Esta história, quase toda real, foi publicada, este ano,
no livro Lugares e Palavras de Natal, Editora Lugar da Palavra
Dezembro
estava a correr, tal como novembro e outubro haviam corrido. Com vários outonos
a interligar-se, surgiu uma viagem inesperada, a fazer o mais recatadamente
possível, com duração prevista de três meses. Apesar de longa, aceitou-a de bom
grado e foi dando os passos necessários para que os percursos fossem amenos,
para ela e para quem com ela viajava.
Nos
anos anteriores, e antes que chegasse dezembro, já costumava ter prontos os
presentes para a família (mesmo havendo o divertido ‘amigo secreto’) e para
amigos. Há muito que deixara de gostar
de ir às lojas em alturas do Natal. Se lá entrasse várias semanas antes das
Festas, nem saberia o que escolher pela profusão de coisas nas prateleiras; se
fosse quase nas vésperas, o frenesim de pessoas a vasculhar o que restava tirava-lhe
a motivação. Fazendo ela própria os presentes, podia também ir ao encontro de quem
os iria receber.
Contudo,
neste Natal, tudo seria diferente pela viagem em curso. No entanto, as ideias para
os presentes continuavam-lhe na cabeça, mas, feito, visto e palpável, permanecia
apenas o início de uns trabalhos em tecido e em crochet, na cestinha, que se
mantinha sossegada e onde se misturavam os novelos, as agulhas, a tesoura… Ah,
e também lá estava o livro que andava a ler. Até a leitura não tinha avançado,
como bem mostrava o marcador que parecia colado às mesmas páginas. E tal não
acontecia por falta de tempo, mas por serem cansativos bastantes dias da viagem.
E
pensava como eram bons os Natais na velha casa de A-Ver-O-Rio em que a família
sempre se reunia. Como todos juntos eram numerosos, as panelas para a ceia tinham
de ser grandes. Para a canja, para as batatas, para o bacalhau, para as
hortaliças, para o molho de Natal - prevendo-se sempre o saboroso farrapo velho
do dia seguinte.
Numa
mesa ao canto da sala, as sobremesas exalavam o perfume consolador e natalício da
canela, vindo de iguarias que cada um ia trazendo: rabanadas, aletria, bolinhos
de abóbora, bolo-rei…
Mas
era na cozinha que reinava a peça capital: o fogão a lenha, que o patriarca da
casa antigamente mandou instalar para aquecer a alma e o coração da amada
matriarca, cujos gostos gostava de satisfazer.
Como
o fogão era aceso quase só pelo Natal, às vezes, parecia adormecido por alguma
inabilidade ou falta de lenha ou por esta ter sido guardada ainda húmida; noutras
ocasiões, parecia um dragão ardentemente enfurecido, fazendo saltar água a ferver
pela boca das panelas… Eram momentos de
algum embaraço e aflição, mas que passavam a peripécia contada com graça,
quando já estavam todos sentados para a ceia e as travessas a fumegar sobre a
mesa farta, alegre e ruidosa. E ainda mais pela festiva vozearia das crianças,
ansiosas pela brincadeira e pela abertura das prendas.
Fazia-lhe
falta o Natal em família, apesar da trabalheira desses dias. Vivê-lo-ia, este
ano, à distância daquele espaço familiar bonançoso, mas fechado por causa do
frio, do vento e da chuva. Estaria próxima só em pensamento, porque não poderia
interromper a viagem até ao desejado bom porto, que esperava encontrar logo a
seguir ao Natal, para, em 2025, poder estar de novo à volta do fogão de lenha e
à mesa com toda a família.
E,
até lá, revigorada e com tempo, concluiria os presentes que tinha apenas começado.

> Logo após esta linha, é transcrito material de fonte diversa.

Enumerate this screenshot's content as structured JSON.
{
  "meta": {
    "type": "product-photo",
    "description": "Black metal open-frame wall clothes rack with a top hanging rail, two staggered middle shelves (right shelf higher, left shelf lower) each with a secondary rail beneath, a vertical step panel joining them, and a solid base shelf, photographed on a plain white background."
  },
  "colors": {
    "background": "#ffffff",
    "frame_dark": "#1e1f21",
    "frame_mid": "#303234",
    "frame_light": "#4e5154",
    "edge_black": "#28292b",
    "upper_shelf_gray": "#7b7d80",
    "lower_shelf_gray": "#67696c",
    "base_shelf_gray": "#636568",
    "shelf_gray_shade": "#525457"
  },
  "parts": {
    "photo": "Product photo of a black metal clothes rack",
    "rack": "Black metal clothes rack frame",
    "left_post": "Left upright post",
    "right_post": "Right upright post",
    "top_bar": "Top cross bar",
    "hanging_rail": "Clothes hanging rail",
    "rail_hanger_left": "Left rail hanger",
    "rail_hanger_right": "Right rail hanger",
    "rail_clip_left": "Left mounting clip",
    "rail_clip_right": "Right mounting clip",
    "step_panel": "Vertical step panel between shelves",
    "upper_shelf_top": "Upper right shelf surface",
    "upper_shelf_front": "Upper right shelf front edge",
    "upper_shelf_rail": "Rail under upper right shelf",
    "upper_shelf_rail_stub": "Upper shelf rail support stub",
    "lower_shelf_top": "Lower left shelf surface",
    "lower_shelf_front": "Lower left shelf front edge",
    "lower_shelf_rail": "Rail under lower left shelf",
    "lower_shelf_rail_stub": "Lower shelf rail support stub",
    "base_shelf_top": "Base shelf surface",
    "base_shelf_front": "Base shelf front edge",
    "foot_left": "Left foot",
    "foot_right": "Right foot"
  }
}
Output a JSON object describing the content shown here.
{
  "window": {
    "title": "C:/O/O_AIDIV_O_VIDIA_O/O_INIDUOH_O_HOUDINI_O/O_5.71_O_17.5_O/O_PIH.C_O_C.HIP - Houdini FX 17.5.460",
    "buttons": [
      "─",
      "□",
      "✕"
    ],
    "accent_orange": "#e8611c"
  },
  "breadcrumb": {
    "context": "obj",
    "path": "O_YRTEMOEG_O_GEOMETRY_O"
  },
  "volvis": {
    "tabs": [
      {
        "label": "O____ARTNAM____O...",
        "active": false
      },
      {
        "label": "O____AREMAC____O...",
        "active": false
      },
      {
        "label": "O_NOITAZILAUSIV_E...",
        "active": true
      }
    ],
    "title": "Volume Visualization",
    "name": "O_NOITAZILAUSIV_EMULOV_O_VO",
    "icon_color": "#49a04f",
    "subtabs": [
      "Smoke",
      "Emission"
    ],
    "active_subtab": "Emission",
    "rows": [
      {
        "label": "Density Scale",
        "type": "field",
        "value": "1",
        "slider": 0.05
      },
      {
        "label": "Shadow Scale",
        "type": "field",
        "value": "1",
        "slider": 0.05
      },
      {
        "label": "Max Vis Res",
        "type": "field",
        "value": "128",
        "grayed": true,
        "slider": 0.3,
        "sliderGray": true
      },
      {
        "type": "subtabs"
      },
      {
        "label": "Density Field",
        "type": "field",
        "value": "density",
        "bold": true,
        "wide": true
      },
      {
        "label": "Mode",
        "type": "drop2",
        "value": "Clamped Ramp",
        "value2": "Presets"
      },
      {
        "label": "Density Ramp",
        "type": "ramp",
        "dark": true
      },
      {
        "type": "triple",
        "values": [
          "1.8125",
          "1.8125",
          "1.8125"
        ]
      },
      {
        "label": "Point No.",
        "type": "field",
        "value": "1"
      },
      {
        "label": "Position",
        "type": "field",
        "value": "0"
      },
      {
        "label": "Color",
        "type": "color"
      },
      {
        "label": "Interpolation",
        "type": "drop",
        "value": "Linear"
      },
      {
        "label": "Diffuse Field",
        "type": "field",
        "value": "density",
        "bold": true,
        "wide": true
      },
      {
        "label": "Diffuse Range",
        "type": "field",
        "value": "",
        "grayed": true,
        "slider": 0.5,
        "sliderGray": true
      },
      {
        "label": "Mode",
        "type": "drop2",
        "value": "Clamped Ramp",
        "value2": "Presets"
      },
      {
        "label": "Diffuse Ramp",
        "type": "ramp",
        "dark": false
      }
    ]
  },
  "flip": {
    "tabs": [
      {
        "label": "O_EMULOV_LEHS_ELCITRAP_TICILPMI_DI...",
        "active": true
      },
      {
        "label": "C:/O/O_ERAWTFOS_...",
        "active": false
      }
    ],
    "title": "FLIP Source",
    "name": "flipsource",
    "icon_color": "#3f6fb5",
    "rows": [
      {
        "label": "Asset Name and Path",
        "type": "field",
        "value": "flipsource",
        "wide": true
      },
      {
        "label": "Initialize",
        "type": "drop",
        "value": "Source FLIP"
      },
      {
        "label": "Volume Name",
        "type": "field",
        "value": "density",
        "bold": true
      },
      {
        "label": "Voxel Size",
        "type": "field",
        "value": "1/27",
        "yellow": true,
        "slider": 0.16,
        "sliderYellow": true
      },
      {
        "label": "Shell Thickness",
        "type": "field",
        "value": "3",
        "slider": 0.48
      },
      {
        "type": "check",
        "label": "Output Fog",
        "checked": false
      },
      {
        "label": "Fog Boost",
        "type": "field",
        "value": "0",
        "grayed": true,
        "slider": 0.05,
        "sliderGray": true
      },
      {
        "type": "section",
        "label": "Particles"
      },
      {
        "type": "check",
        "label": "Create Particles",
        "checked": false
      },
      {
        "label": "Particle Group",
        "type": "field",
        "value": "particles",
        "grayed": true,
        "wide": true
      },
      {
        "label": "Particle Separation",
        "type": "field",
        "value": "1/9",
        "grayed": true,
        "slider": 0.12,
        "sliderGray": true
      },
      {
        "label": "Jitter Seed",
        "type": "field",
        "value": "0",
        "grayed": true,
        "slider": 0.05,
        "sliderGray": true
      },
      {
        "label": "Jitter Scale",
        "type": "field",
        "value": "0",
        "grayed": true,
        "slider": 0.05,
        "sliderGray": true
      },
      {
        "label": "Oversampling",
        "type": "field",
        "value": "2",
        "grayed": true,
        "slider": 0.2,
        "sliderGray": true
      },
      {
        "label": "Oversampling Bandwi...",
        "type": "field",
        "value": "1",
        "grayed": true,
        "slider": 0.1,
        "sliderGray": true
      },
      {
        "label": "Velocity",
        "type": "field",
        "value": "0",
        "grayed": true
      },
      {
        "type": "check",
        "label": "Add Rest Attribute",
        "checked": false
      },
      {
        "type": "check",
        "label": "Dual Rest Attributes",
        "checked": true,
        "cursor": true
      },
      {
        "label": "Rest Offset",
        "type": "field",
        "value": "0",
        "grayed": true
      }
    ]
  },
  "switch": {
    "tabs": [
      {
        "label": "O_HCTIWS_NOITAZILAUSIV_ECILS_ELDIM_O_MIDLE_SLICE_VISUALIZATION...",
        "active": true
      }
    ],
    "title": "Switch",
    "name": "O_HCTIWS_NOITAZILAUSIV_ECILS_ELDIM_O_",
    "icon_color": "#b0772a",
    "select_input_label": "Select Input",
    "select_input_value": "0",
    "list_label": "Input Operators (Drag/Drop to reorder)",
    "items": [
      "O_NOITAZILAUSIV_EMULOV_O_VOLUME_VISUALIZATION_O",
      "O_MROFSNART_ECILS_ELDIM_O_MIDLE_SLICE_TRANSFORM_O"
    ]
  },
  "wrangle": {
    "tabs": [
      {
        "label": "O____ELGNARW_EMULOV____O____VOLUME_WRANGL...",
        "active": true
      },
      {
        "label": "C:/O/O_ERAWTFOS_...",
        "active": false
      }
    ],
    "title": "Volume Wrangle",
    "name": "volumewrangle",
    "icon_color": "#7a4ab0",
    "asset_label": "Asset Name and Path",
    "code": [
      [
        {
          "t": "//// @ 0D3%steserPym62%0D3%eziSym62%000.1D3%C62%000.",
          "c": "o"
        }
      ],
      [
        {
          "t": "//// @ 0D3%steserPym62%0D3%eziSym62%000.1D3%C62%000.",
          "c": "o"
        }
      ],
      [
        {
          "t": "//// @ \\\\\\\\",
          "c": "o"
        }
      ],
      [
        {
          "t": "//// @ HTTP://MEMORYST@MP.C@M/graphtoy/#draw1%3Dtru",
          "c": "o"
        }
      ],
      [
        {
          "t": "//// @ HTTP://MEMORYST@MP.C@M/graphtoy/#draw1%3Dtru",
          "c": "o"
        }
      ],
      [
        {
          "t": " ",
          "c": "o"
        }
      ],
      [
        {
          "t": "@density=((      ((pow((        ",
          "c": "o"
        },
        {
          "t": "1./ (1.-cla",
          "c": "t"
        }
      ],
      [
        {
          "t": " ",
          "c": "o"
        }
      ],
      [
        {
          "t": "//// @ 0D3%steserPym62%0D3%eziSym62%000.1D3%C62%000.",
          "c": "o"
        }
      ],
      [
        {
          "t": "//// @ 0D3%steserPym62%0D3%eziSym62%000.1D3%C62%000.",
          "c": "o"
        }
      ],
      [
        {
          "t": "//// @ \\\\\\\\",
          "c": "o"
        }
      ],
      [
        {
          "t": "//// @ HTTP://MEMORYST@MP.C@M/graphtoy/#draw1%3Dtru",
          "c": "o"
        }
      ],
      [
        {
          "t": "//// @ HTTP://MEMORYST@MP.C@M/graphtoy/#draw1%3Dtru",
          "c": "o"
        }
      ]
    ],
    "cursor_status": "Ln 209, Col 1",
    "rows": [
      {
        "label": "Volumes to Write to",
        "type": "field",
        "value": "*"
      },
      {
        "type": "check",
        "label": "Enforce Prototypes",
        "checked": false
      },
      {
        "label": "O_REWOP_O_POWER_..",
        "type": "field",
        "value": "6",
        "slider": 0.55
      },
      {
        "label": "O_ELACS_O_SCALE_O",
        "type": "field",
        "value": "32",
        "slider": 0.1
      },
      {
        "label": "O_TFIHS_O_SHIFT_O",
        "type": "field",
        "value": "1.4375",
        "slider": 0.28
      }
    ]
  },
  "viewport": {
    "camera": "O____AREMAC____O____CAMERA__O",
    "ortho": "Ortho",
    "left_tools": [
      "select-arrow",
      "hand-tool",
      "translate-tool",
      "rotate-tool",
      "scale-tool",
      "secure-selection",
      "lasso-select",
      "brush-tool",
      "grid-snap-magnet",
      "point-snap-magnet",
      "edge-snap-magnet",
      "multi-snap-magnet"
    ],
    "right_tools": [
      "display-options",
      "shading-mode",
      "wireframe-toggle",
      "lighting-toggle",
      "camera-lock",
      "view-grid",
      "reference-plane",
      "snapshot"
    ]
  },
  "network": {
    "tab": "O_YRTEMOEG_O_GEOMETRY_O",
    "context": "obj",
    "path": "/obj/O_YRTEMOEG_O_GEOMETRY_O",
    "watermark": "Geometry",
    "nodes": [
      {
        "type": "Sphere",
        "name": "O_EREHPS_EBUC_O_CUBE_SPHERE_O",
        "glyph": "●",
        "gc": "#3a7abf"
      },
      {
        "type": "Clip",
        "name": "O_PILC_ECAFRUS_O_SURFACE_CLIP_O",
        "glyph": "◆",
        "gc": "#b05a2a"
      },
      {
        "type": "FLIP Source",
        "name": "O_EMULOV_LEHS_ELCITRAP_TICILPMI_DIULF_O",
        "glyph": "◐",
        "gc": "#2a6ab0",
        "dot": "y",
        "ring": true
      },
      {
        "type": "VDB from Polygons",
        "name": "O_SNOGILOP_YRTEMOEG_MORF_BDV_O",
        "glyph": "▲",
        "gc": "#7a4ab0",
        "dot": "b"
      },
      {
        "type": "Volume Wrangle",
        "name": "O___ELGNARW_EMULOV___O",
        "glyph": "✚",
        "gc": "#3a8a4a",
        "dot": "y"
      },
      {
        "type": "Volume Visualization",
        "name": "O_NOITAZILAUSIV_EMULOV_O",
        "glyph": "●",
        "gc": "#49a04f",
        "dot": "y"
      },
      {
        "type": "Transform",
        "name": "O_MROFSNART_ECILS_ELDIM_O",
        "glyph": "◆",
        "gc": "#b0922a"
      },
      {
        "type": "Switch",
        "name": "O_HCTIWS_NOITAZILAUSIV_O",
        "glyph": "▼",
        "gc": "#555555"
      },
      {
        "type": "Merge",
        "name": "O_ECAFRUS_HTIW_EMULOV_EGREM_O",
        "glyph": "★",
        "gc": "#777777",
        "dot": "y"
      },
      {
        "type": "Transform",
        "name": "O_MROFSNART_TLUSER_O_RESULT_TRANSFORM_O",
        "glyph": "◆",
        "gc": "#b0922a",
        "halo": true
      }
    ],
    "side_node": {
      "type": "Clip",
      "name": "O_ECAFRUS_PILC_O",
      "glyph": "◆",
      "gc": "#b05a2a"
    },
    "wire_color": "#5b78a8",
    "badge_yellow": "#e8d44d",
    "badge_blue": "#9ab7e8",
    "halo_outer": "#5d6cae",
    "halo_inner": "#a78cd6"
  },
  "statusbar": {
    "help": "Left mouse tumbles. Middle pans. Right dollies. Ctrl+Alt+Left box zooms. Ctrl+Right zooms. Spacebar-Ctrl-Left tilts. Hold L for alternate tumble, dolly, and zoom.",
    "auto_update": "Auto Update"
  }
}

E terminaria a leitura do livro. E leria mais. E escreveria mais. E sorriria
mais. E viveria mais.
Olhou
o relógio. Estava na hora. Tomou banho, lavou o cabelo - que continuava forte,
mas que se tornara mais fino - hidratou bem o corpo, vestiu o seu vestido
preferido, pôs os brincos com a pedra a condizer, usou o perfume de que mais
gostava, bebeu um copo de água, viu-se ao espelho e sorriu à imagem que via.
Estava
próximo o final previsto da viagem, iniciada três meses antes. E saiu, com alegre
e firme esperança, para o seu último tratamento.